Ms. Murkowski is playing a different game.
If history is any guide, she’ll soon arrive at the little airport here in Sitka dressed in fleece and denim, ready to gobble up some wilted iceberg lettuce at the Chamber of Commerce luncheon, pumping her hands with the ‘cut, kill , dig, drill ‘good ol’ flannel boys at Orion Sporting Goods, dancing at Native celebrations.
While I don’t always agree with her, when I watch her work in a play, it’s hard to take seriously Mr. Trump’s prediction that voters in Alaska won’t forgive him. The more relevant question seems to be whether Ms Murkowski will forgive him. “I’ll tell you, if the Republican Party has become nothing more than Trump’s party, I sincerely wonder if this is the party for me,” she said shortly after the Capitol riot .
The idea that Mr.

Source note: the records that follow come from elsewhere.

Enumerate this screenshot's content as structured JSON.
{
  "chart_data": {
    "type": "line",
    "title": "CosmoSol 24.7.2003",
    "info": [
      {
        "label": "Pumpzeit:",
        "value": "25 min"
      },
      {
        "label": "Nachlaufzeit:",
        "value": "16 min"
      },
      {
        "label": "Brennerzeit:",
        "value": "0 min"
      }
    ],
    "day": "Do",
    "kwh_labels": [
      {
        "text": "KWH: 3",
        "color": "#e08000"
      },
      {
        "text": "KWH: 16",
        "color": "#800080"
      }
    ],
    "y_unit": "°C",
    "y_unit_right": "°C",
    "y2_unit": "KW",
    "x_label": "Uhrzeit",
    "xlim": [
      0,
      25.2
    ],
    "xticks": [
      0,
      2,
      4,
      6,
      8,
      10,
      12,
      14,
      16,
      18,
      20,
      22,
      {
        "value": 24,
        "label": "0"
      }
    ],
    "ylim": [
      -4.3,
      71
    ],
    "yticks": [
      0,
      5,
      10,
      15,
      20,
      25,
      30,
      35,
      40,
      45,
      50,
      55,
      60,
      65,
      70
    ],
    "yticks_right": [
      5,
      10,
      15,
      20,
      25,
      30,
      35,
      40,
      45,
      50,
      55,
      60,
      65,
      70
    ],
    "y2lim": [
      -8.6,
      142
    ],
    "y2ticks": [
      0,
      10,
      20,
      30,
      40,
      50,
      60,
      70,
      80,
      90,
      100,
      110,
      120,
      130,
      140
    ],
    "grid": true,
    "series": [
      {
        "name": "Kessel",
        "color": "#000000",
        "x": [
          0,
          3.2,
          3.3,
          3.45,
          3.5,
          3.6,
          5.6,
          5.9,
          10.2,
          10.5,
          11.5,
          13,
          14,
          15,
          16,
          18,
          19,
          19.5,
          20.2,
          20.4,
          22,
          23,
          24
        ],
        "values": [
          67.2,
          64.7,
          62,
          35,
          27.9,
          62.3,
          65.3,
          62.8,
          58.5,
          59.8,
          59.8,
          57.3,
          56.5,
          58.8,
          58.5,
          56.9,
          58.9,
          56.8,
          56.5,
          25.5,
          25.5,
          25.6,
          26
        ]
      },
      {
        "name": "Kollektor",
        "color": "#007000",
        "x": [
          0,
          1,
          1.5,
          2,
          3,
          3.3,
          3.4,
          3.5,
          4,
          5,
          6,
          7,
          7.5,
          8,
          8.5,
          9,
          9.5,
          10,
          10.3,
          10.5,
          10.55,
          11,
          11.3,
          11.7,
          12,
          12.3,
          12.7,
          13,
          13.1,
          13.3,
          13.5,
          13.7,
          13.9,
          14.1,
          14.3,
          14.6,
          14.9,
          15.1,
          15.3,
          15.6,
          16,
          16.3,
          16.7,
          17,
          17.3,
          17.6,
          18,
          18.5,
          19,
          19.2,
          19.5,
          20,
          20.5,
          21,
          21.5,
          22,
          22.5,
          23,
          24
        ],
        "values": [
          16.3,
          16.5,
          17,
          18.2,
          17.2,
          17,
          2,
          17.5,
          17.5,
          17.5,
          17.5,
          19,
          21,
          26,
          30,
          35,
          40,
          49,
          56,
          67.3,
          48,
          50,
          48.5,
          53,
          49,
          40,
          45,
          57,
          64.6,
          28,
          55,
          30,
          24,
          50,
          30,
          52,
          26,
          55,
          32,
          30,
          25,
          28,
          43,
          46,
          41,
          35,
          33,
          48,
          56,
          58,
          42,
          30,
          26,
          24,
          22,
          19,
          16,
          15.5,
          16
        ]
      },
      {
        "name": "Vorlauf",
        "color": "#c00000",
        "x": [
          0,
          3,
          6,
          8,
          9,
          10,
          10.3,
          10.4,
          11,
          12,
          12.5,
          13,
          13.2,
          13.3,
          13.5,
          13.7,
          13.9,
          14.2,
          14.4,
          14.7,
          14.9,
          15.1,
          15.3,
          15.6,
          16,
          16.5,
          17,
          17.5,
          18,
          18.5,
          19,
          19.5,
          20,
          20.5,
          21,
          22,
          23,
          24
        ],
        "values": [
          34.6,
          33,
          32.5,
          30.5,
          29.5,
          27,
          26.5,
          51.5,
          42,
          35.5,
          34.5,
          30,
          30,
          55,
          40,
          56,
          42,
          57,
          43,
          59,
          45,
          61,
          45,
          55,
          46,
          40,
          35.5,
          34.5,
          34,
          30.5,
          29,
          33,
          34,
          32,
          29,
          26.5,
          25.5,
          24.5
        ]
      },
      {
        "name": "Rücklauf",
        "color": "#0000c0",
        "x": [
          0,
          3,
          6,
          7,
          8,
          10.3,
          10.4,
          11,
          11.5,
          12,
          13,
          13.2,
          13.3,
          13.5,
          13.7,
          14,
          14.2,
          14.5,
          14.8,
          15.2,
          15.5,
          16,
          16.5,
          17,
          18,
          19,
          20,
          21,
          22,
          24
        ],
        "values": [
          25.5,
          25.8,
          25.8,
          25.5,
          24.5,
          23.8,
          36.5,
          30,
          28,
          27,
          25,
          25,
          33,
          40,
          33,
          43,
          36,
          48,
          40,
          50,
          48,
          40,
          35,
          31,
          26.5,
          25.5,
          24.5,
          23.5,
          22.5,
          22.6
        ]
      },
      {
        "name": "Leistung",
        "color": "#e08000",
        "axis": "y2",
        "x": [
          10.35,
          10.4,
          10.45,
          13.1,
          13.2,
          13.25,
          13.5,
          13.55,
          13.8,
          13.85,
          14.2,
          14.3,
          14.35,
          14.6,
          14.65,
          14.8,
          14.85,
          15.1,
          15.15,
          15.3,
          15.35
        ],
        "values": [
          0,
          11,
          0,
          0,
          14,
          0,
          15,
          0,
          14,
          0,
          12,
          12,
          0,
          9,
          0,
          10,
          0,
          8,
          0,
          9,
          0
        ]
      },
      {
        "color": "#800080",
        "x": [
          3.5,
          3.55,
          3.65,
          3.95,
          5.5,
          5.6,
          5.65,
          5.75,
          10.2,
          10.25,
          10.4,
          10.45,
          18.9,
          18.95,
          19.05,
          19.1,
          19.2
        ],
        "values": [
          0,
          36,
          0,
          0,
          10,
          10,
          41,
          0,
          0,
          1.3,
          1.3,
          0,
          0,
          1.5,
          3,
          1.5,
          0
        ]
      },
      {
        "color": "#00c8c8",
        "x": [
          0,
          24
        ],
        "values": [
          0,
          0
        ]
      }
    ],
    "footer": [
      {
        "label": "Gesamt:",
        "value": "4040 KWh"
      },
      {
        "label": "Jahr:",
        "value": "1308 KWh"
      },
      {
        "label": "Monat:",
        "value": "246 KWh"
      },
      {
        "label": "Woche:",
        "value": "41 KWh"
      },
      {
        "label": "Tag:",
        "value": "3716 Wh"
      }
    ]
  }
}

Trump could fly to Alaska and shoot it down, like he has so many others, might actually win votes for Ms. Murkowski. One thing he might find out in the attempt: He doesn’t have the first idea of the values of this state he’s only visited during refueling stops on Air Force One – proximity to land, blood , the noise made by shards of ice on a pane 40 below. All of this could play curiosity or nostalgia in the Lower 48. But it’s real here.
We don’t need more greatness in Alaska – just someone who understands what we already have and is brave enough to defend it against those who don’t.